LONDON: A topsy-turvy weekend in the Premier League brought shock home defeats for Liverpool and Arsenal which left champions Manchester City – probably to their own surprise – on top of the table.

City had maintain their prospect of a unique fourth successive league title with Saturday’s 5-1 demolition of Luton. They did it without several of the men who will face Real Madrid on Wednesday including Rodri who had complained last week that he needed a rest.

Manager Pep Guardiola’s men are unbeaten in 41 home matches in all competitions, one short of a club record established between 1919 and 1921. Mateo Kovacic, Erling Haaland (penalty), Jeremy Doku and Josko Gvardiol scored the second-half goals which built on an early Luton own goal to the delight of Guardiola.

He said: “We’ve spoken with the players about how incredible it is to be here again, fighting for the league title with 18 points left to play for. All we can do is win all our games and, if we cannot do it, then we congratulate whoever can.

If the title escapes Liverpool then manager Jurgen Klopp and his players can look back on this past eight days as the week in which fates turned against them.

Eight days ago Liverpool struggled for a 2-2 draw away to Manchester United in a match they should have won; on Thursday they were embarrassed at Anfield in a three-goal Europa League beating by Atalanta; and yesterday, even worse, came another home defeat, 1-0 by Crystal Palace.

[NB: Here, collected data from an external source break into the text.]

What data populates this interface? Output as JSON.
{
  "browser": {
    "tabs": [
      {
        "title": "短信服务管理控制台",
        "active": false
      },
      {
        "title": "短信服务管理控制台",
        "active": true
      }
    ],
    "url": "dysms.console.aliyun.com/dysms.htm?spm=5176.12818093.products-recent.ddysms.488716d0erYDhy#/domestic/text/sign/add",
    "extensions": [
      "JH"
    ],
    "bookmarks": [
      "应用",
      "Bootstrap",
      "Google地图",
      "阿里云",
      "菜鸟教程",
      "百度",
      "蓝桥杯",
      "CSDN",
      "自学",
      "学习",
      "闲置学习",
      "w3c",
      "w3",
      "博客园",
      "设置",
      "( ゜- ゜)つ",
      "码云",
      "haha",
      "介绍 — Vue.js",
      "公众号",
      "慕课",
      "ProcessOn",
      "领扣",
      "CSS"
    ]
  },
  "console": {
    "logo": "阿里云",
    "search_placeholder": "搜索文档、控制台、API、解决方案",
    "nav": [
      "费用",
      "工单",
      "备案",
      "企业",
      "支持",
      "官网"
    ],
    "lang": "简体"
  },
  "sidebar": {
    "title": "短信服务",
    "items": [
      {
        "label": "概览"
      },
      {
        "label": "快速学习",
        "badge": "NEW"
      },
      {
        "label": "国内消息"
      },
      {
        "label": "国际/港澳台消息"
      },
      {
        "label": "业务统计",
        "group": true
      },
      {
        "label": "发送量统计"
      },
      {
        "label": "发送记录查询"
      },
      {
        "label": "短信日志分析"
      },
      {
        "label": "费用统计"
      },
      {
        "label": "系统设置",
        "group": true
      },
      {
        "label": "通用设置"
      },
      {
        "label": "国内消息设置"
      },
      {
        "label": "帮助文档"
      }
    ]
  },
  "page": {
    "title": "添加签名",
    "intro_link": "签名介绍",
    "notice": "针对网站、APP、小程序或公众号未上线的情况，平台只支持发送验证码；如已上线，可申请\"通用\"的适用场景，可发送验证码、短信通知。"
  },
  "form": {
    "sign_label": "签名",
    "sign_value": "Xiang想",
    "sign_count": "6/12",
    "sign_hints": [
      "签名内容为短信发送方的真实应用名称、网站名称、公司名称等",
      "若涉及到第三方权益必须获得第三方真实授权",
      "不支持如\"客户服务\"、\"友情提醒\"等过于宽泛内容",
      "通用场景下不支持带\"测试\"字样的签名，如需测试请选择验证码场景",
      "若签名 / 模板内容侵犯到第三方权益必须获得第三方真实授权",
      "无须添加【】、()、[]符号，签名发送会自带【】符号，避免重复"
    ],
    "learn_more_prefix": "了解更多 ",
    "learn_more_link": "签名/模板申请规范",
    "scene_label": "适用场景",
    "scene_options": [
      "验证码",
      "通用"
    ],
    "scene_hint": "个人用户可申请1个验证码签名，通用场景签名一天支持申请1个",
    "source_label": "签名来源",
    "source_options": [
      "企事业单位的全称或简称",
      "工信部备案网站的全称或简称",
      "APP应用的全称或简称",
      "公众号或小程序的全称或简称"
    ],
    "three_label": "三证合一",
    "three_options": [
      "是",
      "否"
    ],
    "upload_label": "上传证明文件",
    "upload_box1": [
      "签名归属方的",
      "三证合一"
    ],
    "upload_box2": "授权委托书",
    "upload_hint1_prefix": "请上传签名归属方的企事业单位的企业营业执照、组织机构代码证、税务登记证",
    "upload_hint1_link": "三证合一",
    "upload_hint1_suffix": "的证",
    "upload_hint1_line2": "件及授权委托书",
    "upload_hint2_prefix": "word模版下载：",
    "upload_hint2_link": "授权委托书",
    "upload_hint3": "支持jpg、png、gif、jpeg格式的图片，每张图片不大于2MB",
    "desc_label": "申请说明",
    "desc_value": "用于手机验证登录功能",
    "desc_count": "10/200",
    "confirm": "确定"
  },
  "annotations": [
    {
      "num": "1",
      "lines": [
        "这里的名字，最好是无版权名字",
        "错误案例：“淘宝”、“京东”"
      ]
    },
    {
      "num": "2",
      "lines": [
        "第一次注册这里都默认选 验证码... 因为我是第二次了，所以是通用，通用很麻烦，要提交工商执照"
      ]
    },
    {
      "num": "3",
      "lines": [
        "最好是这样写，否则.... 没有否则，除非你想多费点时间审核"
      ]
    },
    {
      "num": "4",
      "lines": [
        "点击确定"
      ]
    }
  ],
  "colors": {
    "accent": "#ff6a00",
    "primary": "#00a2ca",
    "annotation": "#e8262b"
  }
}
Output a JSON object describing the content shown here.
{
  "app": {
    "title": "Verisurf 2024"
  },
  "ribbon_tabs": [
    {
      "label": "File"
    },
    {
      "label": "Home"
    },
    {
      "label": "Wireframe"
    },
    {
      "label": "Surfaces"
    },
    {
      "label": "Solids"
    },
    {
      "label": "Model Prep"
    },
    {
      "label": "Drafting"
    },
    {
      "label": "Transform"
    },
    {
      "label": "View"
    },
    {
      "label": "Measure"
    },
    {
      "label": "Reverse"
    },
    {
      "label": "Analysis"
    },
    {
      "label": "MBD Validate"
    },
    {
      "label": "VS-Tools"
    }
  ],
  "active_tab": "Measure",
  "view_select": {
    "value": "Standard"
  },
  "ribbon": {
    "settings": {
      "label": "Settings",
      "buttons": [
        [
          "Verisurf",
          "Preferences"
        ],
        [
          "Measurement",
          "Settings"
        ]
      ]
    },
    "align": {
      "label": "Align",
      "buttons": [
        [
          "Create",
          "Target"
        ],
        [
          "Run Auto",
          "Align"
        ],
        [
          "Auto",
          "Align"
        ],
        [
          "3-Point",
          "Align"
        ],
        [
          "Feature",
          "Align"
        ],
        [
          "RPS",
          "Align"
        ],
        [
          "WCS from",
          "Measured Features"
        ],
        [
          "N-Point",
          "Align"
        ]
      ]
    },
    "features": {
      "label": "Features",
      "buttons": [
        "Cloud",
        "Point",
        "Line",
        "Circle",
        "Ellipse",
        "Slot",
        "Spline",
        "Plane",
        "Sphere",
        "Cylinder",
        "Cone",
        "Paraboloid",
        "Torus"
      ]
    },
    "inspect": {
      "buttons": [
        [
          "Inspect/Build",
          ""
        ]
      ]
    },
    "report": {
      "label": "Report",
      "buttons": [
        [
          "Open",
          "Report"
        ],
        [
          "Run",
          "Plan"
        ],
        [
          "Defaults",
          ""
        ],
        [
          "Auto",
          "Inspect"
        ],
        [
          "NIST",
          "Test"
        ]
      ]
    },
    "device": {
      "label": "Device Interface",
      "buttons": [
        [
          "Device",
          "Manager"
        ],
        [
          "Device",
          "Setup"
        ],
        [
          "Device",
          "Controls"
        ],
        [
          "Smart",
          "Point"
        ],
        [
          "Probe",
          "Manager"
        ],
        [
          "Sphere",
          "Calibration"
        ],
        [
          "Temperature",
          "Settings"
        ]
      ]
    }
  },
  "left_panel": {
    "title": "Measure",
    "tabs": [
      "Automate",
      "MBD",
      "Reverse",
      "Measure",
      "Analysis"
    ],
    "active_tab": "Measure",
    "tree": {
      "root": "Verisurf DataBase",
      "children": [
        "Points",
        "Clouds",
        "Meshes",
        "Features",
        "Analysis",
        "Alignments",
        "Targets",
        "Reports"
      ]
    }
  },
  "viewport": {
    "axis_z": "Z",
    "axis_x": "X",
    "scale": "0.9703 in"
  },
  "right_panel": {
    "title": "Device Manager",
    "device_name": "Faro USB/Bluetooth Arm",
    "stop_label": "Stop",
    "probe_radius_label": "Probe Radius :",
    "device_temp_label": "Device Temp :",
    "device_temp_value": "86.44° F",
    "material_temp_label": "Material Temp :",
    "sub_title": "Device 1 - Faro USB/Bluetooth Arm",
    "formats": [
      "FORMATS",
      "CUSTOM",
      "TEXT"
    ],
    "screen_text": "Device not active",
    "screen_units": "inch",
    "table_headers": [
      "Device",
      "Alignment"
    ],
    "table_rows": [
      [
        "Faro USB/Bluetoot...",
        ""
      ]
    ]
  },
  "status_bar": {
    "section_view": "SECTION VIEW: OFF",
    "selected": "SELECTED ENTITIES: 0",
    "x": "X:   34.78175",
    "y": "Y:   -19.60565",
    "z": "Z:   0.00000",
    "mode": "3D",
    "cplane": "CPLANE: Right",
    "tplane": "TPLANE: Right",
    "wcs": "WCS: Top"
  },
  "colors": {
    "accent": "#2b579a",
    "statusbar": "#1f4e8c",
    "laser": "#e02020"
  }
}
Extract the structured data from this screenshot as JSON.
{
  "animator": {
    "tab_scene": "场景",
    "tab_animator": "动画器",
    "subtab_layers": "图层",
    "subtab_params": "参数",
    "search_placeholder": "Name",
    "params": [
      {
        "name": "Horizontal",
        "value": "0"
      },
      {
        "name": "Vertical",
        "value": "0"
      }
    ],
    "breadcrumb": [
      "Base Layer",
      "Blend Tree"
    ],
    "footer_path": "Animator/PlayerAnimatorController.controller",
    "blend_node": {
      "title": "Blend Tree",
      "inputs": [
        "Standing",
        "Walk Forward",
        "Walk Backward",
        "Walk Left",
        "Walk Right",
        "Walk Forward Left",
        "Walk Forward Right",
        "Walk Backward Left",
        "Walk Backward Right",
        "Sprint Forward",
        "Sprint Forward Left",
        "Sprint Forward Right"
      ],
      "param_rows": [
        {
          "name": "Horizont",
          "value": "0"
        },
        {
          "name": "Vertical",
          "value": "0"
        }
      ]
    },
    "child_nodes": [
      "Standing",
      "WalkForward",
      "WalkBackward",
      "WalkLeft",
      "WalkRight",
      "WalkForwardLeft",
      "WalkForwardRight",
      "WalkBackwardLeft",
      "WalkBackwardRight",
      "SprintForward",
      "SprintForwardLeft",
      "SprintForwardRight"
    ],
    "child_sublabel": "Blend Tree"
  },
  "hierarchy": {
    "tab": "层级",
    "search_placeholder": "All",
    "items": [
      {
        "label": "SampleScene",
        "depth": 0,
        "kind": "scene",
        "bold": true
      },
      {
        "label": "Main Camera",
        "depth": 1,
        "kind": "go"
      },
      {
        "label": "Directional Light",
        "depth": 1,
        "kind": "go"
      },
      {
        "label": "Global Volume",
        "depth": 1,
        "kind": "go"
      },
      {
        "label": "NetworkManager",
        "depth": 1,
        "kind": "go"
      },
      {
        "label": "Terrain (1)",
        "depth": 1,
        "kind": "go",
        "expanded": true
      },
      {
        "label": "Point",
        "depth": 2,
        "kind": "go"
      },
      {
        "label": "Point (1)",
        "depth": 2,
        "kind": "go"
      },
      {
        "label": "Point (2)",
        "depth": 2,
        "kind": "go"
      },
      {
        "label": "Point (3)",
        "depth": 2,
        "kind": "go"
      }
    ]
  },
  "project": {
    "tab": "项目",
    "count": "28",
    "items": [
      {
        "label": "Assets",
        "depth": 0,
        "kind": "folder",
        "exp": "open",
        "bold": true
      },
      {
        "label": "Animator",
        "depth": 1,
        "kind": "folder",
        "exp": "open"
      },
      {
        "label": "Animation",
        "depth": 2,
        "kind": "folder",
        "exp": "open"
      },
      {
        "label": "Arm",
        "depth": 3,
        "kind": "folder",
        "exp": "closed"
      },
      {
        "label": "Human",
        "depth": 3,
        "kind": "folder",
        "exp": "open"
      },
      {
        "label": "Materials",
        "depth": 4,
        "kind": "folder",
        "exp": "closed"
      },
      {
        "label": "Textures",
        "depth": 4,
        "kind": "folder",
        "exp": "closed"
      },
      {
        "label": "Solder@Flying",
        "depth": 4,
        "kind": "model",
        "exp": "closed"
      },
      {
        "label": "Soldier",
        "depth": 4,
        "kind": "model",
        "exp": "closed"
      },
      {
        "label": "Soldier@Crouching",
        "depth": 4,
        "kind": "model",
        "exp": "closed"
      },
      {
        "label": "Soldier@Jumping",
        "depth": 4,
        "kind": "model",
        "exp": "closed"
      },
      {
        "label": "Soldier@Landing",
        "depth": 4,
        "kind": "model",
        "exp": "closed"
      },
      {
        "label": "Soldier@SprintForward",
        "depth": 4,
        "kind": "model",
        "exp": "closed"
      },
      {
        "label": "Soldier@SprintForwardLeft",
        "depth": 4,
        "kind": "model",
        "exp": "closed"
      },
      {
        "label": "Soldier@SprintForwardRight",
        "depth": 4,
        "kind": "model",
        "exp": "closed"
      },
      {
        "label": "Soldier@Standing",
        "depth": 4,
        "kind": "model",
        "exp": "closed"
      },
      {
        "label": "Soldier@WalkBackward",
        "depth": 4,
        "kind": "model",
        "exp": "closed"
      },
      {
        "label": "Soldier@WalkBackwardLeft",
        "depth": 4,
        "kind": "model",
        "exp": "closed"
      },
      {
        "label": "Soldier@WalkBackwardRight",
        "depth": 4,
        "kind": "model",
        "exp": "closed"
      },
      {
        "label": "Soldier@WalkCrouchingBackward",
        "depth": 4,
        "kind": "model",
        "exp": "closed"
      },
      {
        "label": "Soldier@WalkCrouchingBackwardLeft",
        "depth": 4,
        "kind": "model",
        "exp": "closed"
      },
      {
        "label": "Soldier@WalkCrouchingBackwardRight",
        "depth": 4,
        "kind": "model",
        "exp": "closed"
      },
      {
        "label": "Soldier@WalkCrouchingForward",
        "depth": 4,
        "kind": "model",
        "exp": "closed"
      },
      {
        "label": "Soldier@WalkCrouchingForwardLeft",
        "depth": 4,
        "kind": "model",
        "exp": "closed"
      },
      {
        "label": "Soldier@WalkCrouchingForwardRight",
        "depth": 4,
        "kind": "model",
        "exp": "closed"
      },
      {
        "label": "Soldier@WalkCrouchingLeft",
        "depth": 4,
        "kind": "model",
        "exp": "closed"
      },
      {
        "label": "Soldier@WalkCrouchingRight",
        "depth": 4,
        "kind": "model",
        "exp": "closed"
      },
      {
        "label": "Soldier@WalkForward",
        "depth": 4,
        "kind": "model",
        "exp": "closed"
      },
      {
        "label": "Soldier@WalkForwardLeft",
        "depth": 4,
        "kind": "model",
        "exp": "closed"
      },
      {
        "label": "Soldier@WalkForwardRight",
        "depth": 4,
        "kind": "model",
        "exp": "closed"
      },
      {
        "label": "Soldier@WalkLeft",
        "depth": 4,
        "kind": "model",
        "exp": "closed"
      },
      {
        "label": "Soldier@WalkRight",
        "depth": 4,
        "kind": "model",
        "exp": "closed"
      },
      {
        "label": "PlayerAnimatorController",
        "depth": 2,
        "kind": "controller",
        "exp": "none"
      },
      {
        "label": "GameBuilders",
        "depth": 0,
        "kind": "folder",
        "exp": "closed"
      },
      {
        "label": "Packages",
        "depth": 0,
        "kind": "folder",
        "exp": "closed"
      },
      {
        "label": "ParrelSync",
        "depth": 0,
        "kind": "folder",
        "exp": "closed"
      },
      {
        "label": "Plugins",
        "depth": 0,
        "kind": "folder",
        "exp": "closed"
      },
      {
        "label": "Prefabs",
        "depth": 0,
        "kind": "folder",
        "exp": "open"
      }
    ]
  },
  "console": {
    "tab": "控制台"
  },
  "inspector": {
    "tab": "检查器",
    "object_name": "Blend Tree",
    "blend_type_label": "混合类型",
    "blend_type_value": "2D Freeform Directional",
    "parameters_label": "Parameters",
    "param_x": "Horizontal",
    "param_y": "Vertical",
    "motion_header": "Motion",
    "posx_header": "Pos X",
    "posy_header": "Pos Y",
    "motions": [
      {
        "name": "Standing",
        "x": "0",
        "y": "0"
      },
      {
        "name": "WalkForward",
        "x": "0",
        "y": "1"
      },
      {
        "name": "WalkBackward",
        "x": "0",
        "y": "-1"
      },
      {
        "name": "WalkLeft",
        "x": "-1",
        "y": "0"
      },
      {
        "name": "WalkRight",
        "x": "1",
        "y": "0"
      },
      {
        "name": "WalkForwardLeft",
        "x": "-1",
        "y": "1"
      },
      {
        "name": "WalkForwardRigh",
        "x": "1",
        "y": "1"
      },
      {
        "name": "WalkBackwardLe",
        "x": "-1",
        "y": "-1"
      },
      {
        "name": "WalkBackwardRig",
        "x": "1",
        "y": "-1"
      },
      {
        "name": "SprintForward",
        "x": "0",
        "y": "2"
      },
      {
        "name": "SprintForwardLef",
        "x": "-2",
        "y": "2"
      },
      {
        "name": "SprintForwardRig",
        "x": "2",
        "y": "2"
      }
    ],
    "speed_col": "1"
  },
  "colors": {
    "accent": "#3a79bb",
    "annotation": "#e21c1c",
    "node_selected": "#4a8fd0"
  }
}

Full credit to the organisation of Oliver Glasner and the energy and commitment of his players but Liverpool wasted a host of chances. They may also ponder the Anfield negativity in midweek when fans put away the banners in protest at next season’s rise in ticket prices. The usual Anfield fire might have inspired a different result and thus a different approach to Palace.

Liverpool made the worst possible start with Eberechi Eze opening the score after 14 minutes. Andy Robertson cleared off the goal-line from Jean-Philippe Mateta while Liverpool saw Wataru Endo hit the bar. The second half saw Liverpool denied by some desperate defending, fine saves by keeper Dean Henderson and poor finishing from Diogo Jota, Curtis Jones and Mo Salah.

Klopp said: “It’s a really difficult one. We weren’t great. In more than 20 years when you watch my teams, the press and counter press is pretty good, some days it is outstanding. In the first half, it was nothing and then we were 1:0 down. Second half, we tried to change the formation and dynamic. Another day you could see the same balls go in and a 4-1 win, but football doesn’t work like that.”

Gunned down

A mild consolation for Klopp will have been Arsenal’s 2-0 home defeat by an Aston Villa perfectly set up by ex-Gunners manager Unai Emery. Villa had beaten the Gunners 1-0 in December and achieved the double with a late goals from second-half substitute Leon Bailey and England striker Ollie Watkins.

If Arsenal do not win the title for the first time since 2006 then no-one will have done more damage than the man they sacked after only 18 months on November 2019. Emery’s successor, fellow Spaniard Mikel Arteta, must now be haunted by fears of another failure to seize the day.

A first league defeat of the year was the worst possible preparation for Wednesday’s Champions League return against FC Bayern in Munich.

Arsenal dominated the first half with Kai Havertz creating breakthrough opportunities for Bukayo Saka on the right wing and Martin Odegaard out of midfield. Each time however, Arsenal wasted the final pass or were foiled by the reflexes of another ‘old boy’ in Emi Martinez.

Villa delivered a first-half warning when a Watkins shot hit keeper David Raya’s right-hand post, ran along the goal-line and out of play on the opposite side. Arsenal were lucky again after an hour when Youri Thielemans had an angled shot ricochet off the bar and Raya’s left-hand post.

Arteta responded by bringing on winger Gabriel Martinelli but, amid increasing desperation, they lost both shape and discipline and were properly punished.